TOPPANホールディングス(HD)は11月18日、電子カルテのデータを基にした医療情報分析・提供サービス「DATuM IDEA(デイタムイデア)」で、アカデミア(学術界)と医療機関向け分析ツールの提供を開始したと発表した。

「DATuM IDEA」は、次世代医療基盤法に基づいて収集・匿名加工された医療現場由来のリアルワールドデータ(RWD)を提供するデータベース。これまで主に国立病院機構の電子カルテデータを取り扱っており、がん拠点病院のデータを多く含んでいることから、がんや希少疾患に強みを持つ。2022年4月に開発し、現在は、製薬会社に提供している。

アカデミアと医療機関向け「DATuM IDEA」のイメージ
アカデミアと医療機関向け「DATuM IDEA」のイメージ

今回、追加したアカデミア・医療機関向けに分析ツールでは、地域や施設、疾患、薬剤、詳細な症例といった条件でデータを検索可能。概観把握から詳細なデータの検索まで、全国にわたる大規模患者データの探索を容易に行える。システムは、約70名の医師や研究者の意見を参考し似た画面構成を採用しており、シンプルで操作性に優れるとしている。

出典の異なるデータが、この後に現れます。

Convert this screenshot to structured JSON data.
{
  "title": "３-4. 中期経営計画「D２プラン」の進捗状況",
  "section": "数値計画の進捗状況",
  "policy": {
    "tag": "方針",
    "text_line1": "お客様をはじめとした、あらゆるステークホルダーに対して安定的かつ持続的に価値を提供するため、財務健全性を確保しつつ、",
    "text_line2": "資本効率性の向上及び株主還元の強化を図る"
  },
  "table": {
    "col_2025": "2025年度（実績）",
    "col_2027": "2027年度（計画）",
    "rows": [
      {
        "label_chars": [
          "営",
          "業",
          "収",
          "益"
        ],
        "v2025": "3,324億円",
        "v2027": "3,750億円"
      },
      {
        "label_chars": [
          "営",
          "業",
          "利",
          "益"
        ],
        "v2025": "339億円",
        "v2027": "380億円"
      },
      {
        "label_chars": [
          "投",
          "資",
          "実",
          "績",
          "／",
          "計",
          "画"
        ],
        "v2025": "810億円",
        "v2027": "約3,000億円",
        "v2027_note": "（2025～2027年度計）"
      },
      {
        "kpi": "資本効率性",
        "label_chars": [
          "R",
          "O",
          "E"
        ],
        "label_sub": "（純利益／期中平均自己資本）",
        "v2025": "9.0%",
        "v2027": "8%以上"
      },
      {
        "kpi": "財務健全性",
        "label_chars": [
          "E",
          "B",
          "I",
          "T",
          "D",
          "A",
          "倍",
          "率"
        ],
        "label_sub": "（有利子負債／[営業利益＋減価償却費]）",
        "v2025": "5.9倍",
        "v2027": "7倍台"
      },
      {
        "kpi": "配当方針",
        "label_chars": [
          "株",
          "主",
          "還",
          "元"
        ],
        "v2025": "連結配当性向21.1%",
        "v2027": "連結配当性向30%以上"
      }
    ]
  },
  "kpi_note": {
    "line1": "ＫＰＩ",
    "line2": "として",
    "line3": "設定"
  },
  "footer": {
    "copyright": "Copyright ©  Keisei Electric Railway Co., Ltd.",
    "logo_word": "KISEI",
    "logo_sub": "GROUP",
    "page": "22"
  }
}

TOPPANHDでは、難病の解析や新薬の開発だけでなく、研究シーズの探索や一人ひとりの患者に合わせた医療の実現に役立つとしており、大学や医療機関の研究者などを中心に利活用を進める。今後は、電子カルテデータだけでなくレセプト(診療報酬明細書)や健康診断データなども扱うことで、患者が疾患を認識してから診断、治療、その後の生活までの流れを明らかにした統合データベースの構築を目指すとしている。